Over 106 years ago, motorcycle enthusiasts in Winnipeg came together to create what would become a lasting legacy.
The Manitoba Motorcycle Club (MMC) was founded in January of 1911 and a lot has changed in the time since then. At the time, Winnipeg was the third largest city in Canada and was considered by many to be the "Chicago of the North."
Ross Metcalfe is the past president of the MMC and the Antique Motorcycle Club of Manitoba. He has also been a life-long member of the MMC and a curator of the club's lengthy history in Winnipeg.
"Back then, it was a hub, a transportation centre; it was thriving so when it's thriving, there's money in the pocket to buy sporting stuff," Metcalfe said. "The motorcycle club got started as a sporting club. By 1911, the MMC was part of the Canadian Motorcycle Association. It was just a few short years later that the Canadian championships were actually in Winnipeg."
The club, and Winnipeg, had built up quite a reputation in the early 1900s as a racing mecca.
"We had a very sophisticated race track here. Joe Baribeau was a world-champion racer; he was out of Winnipeg. There was some providence here with racers; the city was hustling and bustling and at the centre of all that was the Manitoba Motorcycle Club," Metcalfe said. "It controlled fun runs, reliability runs, racing; it was everything and anything to motorcycling. They were the ones who did it all in those days."
Ross Metcalfe, MMC president, receives the Canadian Motorcycle Hall of Fame 2014 inductee award. — Photo courtesy Manitoba Motorcycle Club
MMC through the ages
The MMC remained a strong voice for motorcycle culture for around 60 years, being heavily involved in training dispatch riders for both the First and Second World War. Manitoba was also ahead of its time, having prominent women riders involved in the club as well.
However, Metcallfe explained that things began to change for motorcycle groups in the late 1960s.
"Various organizations were starting up that focused on the different aspects of motorbikes, including motocross and hill climbing groups," Metcalfe said. "By the 1980s, the Manitoba Motorcycle Club became a social club, riding on Wednesday nights and having the odd run here and there, not the huge draw of membership from before."
The MMC was becoming smaller in number, not as prestigious as they once were in the last 30 years. By 2010, a major fire at the MMC's clubhouse prompted a significant change.

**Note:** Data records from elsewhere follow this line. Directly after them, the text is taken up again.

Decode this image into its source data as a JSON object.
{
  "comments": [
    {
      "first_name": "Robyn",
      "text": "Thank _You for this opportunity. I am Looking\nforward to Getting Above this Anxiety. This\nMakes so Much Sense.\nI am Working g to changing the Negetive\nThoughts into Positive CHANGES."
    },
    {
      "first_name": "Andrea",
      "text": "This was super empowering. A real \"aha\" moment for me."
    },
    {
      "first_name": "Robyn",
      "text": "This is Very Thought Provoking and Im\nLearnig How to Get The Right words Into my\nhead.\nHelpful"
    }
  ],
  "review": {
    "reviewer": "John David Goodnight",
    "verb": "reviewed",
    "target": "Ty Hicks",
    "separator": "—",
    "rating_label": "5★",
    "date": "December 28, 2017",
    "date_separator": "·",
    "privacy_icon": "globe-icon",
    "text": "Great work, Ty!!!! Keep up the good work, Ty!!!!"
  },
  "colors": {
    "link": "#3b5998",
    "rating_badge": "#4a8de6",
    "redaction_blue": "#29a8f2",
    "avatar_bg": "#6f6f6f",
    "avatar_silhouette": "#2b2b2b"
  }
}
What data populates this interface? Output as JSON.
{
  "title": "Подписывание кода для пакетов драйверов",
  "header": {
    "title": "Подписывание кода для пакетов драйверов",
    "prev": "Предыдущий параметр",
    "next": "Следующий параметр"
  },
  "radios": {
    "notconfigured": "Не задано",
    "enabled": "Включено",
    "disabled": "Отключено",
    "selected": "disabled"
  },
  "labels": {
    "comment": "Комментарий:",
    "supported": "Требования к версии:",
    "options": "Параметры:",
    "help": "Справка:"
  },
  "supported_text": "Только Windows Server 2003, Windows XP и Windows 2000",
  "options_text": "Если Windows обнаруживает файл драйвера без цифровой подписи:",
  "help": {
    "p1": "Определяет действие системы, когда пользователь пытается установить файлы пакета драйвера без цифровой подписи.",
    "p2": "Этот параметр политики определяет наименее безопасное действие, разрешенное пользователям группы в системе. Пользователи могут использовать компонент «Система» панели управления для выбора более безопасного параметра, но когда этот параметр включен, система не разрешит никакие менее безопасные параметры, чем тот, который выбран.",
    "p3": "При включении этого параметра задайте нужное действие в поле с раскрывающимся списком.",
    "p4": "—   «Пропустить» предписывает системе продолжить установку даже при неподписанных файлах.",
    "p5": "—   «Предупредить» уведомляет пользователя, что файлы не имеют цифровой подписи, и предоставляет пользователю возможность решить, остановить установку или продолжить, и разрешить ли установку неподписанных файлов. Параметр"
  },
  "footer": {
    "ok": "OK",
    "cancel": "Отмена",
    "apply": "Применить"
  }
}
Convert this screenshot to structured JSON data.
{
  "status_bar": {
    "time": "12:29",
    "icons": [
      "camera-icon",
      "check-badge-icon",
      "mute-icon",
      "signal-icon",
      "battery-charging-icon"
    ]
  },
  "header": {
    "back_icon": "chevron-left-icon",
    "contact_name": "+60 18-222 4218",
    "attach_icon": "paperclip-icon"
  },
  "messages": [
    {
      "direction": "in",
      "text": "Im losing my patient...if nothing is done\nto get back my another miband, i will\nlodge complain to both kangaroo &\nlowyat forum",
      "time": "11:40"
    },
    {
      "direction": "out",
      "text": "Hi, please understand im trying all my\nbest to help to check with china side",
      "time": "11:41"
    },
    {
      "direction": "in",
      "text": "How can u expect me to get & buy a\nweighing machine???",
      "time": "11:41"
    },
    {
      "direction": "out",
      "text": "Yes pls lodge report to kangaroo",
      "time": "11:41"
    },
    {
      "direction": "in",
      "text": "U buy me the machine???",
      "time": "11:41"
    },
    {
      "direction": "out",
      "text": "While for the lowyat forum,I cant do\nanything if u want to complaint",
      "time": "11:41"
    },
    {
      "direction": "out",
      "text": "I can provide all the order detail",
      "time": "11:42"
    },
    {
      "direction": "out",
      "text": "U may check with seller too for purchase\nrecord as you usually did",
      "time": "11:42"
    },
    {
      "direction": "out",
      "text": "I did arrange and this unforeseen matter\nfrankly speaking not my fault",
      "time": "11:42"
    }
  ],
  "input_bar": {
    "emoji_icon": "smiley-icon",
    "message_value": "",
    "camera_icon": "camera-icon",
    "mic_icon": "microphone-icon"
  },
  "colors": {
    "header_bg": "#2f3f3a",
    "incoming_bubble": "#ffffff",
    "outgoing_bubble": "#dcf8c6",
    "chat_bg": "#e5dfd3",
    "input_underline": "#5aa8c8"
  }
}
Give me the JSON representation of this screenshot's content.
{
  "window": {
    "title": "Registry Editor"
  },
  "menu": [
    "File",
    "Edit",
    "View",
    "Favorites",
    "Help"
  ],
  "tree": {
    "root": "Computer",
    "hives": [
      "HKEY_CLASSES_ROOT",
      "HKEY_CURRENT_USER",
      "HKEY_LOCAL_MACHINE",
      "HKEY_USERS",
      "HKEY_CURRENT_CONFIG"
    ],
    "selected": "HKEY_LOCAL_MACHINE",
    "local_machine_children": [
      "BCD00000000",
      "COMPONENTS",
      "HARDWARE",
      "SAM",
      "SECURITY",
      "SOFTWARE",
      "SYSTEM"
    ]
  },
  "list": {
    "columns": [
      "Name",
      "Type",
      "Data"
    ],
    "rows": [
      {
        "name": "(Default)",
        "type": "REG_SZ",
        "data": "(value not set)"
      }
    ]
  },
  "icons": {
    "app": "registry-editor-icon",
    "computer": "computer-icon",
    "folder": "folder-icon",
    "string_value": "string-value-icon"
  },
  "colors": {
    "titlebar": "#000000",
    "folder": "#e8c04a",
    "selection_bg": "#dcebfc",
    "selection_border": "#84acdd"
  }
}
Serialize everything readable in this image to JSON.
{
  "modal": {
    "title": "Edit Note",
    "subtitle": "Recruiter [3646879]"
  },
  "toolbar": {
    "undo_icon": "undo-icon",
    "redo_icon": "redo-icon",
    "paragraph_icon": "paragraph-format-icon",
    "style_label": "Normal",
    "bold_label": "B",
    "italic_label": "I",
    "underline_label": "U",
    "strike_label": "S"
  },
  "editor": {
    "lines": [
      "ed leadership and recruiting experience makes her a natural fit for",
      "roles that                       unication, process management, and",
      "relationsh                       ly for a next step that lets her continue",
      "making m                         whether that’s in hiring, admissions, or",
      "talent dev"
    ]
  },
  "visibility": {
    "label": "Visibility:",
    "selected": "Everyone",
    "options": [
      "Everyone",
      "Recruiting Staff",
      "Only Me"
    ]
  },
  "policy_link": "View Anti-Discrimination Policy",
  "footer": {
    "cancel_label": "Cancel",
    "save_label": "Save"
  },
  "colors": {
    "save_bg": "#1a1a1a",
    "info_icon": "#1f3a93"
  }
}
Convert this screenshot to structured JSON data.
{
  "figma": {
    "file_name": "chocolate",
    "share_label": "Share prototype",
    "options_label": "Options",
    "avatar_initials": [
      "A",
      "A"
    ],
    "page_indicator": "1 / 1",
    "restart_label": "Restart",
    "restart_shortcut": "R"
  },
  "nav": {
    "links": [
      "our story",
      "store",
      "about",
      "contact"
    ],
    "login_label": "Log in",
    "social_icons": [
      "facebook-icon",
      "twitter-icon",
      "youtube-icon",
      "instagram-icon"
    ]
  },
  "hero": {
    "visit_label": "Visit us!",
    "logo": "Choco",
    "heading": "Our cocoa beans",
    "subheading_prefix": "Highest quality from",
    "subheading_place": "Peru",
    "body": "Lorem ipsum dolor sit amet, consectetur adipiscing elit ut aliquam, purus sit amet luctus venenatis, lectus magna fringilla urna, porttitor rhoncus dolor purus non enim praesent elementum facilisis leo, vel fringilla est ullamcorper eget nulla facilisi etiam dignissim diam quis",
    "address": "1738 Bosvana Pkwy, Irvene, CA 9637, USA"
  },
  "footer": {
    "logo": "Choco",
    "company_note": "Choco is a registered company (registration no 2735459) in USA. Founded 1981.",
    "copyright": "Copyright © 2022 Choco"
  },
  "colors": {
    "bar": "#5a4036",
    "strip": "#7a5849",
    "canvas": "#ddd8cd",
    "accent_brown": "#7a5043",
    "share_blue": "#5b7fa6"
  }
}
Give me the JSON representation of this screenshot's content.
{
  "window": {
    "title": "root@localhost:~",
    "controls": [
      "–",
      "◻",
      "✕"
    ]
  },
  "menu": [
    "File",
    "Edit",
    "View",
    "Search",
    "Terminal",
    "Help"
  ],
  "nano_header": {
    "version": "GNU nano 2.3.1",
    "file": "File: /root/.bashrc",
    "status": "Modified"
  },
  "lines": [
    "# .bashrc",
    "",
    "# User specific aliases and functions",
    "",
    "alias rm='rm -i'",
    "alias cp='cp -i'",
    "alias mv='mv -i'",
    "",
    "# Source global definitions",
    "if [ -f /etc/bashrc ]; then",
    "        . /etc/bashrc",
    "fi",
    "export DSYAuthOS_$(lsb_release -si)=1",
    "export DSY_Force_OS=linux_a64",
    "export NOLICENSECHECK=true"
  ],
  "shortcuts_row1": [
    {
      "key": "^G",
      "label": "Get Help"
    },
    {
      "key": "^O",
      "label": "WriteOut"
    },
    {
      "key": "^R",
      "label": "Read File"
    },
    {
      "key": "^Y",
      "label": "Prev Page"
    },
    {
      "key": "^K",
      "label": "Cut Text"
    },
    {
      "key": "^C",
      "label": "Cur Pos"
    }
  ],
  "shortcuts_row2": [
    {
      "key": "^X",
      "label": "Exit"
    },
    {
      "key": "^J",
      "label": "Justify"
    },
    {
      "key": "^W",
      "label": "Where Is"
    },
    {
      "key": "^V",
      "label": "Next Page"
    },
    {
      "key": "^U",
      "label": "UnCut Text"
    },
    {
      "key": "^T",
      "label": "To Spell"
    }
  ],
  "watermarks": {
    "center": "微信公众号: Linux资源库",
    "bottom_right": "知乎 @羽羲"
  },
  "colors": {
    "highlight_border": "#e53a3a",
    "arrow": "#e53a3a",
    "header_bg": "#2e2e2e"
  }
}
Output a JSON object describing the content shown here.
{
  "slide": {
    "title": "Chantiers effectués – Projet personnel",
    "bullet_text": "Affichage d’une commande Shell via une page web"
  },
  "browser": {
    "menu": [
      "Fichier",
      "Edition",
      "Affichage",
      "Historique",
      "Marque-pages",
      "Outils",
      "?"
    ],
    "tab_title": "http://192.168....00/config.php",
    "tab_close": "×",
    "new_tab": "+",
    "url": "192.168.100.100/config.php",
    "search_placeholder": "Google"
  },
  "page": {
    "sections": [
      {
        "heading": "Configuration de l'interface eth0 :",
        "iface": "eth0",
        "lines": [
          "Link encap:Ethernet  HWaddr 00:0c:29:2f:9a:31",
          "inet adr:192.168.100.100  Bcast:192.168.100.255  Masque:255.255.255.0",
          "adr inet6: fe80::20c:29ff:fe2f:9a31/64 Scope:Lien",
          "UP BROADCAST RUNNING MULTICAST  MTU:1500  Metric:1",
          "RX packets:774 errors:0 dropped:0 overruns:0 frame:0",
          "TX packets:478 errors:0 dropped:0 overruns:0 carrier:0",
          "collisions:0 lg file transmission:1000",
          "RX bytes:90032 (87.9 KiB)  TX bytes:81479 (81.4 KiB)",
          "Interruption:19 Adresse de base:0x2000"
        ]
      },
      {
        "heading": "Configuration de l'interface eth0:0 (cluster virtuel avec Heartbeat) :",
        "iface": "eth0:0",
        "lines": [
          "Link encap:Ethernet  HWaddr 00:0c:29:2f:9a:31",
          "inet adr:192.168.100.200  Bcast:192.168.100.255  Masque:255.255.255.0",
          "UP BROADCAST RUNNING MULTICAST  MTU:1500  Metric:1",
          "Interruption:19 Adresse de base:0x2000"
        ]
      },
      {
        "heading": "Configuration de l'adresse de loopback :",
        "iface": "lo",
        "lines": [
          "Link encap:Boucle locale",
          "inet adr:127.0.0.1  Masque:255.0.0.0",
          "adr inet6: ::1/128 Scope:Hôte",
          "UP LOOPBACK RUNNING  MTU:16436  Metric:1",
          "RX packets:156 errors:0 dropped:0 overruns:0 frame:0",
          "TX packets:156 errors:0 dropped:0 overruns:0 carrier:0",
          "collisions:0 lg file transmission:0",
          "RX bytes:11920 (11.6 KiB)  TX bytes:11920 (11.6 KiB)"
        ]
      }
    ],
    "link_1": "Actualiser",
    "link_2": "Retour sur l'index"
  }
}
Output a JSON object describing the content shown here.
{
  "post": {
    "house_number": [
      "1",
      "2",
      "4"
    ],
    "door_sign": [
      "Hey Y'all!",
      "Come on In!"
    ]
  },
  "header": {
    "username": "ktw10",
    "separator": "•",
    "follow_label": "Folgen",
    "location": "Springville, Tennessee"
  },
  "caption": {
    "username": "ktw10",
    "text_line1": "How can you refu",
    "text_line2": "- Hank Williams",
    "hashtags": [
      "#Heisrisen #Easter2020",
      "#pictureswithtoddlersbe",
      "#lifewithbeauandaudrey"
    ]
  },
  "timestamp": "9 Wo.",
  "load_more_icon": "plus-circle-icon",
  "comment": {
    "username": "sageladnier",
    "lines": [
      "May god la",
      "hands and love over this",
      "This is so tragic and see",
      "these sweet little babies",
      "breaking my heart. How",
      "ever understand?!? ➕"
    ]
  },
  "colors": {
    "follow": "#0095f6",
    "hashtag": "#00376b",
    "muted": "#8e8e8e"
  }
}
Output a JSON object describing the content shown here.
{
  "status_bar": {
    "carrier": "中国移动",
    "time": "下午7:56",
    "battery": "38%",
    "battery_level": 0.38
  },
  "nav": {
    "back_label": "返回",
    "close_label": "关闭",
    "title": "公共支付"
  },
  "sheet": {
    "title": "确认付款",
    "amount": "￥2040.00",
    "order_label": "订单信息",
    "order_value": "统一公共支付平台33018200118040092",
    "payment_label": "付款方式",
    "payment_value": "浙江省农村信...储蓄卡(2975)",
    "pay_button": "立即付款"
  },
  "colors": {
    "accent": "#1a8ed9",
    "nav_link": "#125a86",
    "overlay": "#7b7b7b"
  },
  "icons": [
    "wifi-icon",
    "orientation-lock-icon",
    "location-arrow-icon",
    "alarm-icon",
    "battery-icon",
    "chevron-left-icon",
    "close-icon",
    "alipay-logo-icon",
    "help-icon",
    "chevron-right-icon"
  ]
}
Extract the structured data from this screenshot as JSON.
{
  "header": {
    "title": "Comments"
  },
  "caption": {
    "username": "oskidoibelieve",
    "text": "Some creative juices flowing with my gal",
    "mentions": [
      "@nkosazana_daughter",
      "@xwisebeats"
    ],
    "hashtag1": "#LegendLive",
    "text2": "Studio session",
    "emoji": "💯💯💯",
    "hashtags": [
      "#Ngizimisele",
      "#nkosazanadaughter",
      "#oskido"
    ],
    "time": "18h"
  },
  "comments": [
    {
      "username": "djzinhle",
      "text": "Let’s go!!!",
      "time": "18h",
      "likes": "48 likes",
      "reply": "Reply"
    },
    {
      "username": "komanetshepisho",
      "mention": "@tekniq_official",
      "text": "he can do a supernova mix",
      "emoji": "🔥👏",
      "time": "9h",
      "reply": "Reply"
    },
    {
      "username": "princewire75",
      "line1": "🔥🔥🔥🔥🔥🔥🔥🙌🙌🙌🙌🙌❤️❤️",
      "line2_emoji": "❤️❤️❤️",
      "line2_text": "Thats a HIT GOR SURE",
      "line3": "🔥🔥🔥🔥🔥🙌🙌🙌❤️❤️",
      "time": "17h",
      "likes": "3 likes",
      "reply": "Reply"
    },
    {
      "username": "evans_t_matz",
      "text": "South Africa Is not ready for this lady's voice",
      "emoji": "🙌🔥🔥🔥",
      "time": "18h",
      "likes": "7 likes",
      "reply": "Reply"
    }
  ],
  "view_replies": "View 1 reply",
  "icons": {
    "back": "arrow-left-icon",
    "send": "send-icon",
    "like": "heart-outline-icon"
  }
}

"In 2010, nigh on their 100th anniversary, the remaining members approached the Antique Motorcycle Club and I was one of the co-founders with 150 members," Metcalfe said. "The remaining membership were legally absorbed going into 2011. We changed the crest of the Antique Motorcycle Club of Manitoba. You'll see that it shows '100 years of motorcycling' as the MMC Antique Motorcycle Club of Manitoba."
Manitoba Motorcycle Club memorabilia is on display at the Canadian Motorcycle Hall of Fame 2014 inductee awards banquet. — Photo courtesy Manitoba Motorcycle Club
The MMC today
Metcalfe claims that the MMC was the go-to club for 60 years. Now, with a change in focus, it's prepared to remain an important part of motorcycle culture going into the future.
"If it's old motorcycles or history or nostalgia for motorcycling, we're it. We just shifted the focus," Metcalfe said. "It was all about the love of motorcycling in 1911. Well, it's still about the love of motorcycling. We just keep it in the concept of 30 years or older."
Today, there are around 20 motorcycle clubs in Manitoba alone. Metcalfe said what stands out about their group today is that it caters to the broader spectrum.
"You just have to like motorcycles to join. This particular club represents a ditch digger to a doctor. We have lawyers and doctors and gravediggers, at least two of them," Metcalfe said. "The common bond here is you love old motorcycles and you love motorcycles in general. That's the only criterion."
Despite global depressions, World Wars, fire and time, Metcalfe feels the MMC will always keep its place in the history of Winnipeg and the province as a whole.
"The Manitoba Motorcycle Club were tremendous and prominent people here; their social functions were legendary and were a going concern," Metcalfe said. "Now, we have something happening almost three times a week; we have major events and a rally that comes up in the third week of June."
For more information on the club and its regular events, go to www.amcm.ca.
Getting to know Joe Baribeau
As the Manitoba Motorcycle Club was getting its start, a prominent racer named Joe Baribeau called Winnipeg home and was beginning to take off.
Baribeau was known for setting a world record driving a motorcycle 100 miles on a dirt track in only 1 hour, 40 minutes and 14.6 seconds, beating the previous time by a margin of nearly two minutes.
While Baribeau's time is not in the record books today, at the time, it was a sensation.
Following his performance, Baribeau would move to Toronto in 1911, where he won a number of championships and even a new nicknames: "Daredevil Baribeau" or "The Terror on Wheels."
The First World War put a stop to race meets, leading Baribeau to return to Winnipeg with his wife and family. He was involved in the automotive trade in Winnipeg until he passed away at the age of 61 in 1950.